I think that's one thing we all get wrong when we start out. But you don't know what you don't know until you do. *hugs*

Angela Felsted said...

Sometimes you just have to give yourself permission to suck. We all do it, right? How great that you've come so far and now know so much.

Jenn Johansson said...

So, so true. I tended to do the opposite and describe nothing. Everything occurred in a white room and everyone was naked...

Now that I think about it, that kind of writing belongs in a completely different genre. :)

lotusgirl said...

The whole less is more thing is one of my favorite things about YA lit.

Jemi Fraser said...

I wish I'd known that about description too. My first 'real' attempt to write a novel included entire pages that needed to be deleted :)

Michelle McLean said...

lol oh ditto on that.
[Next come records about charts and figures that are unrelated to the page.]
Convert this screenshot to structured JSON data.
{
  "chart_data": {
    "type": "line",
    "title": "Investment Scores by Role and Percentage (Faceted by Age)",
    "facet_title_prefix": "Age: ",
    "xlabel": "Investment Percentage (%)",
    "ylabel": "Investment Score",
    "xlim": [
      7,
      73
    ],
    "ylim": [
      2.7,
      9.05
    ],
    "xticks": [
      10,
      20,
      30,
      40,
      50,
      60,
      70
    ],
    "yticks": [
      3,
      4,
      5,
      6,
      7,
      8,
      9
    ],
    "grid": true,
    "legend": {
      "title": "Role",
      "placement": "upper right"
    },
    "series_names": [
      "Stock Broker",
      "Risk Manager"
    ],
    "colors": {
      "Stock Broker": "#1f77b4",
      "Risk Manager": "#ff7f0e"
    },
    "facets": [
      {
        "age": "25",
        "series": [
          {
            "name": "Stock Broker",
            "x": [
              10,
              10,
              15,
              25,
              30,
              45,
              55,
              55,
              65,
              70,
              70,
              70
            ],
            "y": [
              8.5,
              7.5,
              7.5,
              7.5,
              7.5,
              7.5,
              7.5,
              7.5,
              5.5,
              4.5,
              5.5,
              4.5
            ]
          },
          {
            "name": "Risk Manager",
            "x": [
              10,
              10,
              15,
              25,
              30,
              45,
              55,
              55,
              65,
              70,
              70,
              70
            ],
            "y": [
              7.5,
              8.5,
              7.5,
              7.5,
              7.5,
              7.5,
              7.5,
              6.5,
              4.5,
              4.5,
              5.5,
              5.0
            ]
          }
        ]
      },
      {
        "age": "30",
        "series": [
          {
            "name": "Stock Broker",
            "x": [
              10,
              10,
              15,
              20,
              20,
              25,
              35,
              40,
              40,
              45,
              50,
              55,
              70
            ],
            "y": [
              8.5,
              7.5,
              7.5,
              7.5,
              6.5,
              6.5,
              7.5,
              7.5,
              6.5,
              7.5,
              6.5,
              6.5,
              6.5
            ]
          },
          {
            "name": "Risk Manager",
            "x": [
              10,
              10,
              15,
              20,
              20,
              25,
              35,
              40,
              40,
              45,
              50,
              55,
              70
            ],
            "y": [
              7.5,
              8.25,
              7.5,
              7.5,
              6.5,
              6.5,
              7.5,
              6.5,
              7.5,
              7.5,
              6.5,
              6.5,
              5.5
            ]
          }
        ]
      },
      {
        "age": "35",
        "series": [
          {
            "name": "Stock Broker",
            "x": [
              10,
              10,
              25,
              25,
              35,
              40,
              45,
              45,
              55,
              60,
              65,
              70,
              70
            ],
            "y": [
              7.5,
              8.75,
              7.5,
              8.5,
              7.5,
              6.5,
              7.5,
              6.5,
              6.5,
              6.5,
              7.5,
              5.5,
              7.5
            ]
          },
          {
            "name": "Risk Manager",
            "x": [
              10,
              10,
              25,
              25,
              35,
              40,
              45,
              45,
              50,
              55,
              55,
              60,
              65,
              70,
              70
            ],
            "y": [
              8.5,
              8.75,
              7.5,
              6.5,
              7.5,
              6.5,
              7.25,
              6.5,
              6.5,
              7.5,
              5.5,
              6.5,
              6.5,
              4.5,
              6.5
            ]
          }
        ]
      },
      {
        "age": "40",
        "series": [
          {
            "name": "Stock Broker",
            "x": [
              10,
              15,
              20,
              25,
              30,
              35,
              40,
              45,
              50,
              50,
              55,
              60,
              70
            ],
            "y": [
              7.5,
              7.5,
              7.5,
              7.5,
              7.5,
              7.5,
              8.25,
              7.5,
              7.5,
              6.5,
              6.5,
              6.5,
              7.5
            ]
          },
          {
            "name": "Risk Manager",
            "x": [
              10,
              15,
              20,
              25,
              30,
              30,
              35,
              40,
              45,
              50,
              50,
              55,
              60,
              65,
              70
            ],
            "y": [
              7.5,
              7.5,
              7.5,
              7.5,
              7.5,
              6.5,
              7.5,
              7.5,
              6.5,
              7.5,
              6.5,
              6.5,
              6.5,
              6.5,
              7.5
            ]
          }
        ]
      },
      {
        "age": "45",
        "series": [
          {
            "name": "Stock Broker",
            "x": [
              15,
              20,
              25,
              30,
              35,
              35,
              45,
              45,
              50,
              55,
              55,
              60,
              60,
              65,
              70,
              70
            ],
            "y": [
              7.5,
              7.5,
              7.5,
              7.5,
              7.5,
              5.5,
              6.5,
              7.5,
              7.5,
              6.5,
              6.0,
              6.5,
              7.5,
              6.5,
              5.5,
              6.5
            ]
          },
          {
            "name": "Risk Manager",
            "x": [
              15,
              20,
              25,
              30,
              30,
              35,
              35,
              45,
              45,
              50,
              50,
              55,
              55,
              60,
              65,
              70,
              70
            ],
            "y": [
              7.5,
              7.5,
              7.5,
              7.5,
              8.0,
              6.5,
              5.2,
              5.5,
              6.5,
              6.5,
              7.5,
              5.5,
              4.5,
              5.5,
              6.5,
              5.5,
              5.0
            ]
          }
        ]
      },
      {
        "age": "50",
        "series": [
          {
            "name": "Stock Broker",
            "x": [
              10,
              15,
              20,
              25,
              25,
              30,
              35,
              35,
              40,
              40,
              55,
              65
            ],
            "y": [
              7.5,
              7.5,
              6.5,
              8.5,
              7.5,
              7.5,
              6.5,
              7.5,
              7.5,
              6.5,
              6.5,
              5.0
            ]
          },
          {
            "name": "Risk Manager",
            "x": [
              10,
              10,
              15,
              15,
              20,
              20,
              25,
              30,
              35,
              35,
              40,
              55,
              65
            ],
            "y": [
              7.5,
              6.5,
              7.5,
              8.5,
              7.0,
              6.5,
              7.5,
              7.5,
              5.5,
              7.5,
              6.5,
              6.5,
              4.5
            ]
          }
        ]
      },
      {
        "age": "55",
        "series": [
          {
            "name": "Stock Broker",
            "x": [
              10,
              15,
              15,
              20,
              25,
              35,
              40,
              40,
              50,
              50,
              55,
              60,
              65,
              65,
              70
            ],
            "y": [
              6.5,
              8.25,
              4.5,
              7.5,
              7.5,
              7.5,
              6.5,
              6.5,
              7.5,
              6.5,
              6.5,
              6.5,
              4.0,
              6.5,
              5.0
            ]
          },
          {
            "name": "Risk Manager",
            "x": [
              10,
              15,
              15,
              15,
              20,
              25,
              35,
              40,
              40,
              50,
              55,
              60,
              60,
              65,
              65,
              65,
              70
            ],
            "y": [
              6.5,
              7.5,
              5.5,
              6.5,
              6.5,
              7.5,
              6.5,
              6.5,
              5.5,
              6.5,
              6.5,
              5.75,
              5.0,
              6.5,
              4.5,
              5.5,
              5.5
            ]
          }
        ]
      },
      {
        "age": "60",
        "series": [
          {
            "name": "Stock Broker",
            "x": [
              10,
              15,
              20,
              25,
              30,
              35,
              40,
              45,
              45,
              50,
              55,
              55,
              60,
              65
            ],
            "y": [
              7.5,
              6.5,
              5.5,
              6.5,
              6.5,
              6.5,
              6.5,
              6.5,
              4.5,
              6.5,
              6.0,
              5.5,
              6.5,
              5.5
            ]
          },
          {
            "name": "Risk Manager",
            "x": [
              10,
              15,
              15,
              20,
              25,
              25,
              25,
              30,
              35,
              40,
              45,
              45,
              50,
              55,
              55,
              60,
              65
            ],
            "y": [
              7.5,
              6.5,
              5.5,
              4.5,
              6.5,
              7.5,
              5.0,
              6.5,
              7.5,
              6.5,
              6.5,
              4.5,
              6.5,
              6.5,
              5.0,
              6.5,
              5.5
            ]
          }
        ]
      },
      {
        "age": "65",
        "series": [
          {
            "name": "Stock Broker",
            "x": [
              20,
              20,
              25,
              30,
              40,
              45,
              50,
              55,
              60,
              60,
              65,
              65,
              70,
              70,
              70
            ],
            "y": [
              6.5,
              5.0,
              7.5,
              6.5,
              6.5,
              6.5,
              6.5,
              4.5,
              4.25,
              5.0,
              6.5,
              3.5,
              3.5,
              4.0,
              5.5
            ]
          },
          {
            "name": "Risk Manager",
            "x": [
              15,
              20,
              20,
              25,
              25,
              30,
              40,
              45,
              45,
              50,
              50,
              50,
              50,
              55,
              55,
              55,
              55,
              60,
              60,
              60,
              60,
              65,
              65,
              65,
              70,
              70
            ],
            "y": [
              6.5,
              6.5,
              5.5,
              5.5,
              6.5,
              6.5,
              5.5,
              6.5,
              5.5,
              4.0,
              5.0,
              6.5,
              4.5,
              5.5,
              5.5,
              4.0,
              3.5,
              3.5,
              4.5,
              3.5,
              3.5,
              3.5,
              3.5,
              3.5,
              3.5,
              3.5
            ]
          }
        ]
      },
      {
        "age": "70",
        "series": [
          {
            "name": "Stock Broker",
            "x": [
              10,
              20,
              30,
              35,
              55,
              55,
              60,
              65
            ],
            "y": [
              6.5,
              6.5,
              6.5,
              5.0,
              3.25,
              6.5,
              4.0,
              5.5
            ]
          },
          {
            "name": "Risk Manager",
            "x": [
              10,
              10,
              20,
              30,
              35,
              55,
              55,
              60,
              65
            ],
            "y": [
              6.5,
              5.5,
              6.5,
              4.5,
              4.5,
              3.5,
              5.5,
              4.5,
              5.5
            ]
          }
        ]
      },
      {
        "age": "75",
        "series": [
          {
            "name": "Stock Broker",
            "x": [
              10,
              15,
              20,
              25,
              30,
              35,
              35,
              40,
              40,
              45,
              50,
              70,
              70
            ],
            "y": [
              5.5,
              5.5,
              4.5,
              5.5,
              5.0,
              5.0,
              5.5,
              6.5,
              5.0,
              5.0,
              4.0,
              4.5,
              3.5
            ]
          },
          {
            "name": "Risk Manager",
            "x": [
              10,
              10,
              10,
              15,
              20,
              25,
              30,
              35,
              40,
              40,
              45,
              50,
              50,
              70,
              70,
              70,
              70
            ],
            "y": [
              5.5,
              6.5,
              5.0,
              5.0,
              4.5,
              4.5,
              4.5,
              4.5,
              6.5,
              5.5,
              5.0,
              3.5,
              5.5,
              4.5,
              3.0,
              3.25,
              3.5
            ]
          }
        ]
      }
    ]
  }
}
I had my character walking into her house and spent 4 PAGES describing in minute detail every inch of the house :D

Bethany Wiggins said...

I am so glad I'm not the only one who started out this way! I've learned that the delete button is my friend.

Caleb said...

I 'wrote' my first 'novel' when I was 16. It was all downhill from there.

Medeia Sharif said...

I also remember my paragraphs and pages of description when I should have cut to action.

Stina Lindenblatt said...

I wish I had known that I was telling when I thought I was showing. And that historical romances for twenty years ago weren't the best examples to follow in terms of writing. ;)

Julia's Child said...

Truer words = never spoken.
Sarah P.

lbdiamond said...

Less is more--excellent point & so true!!!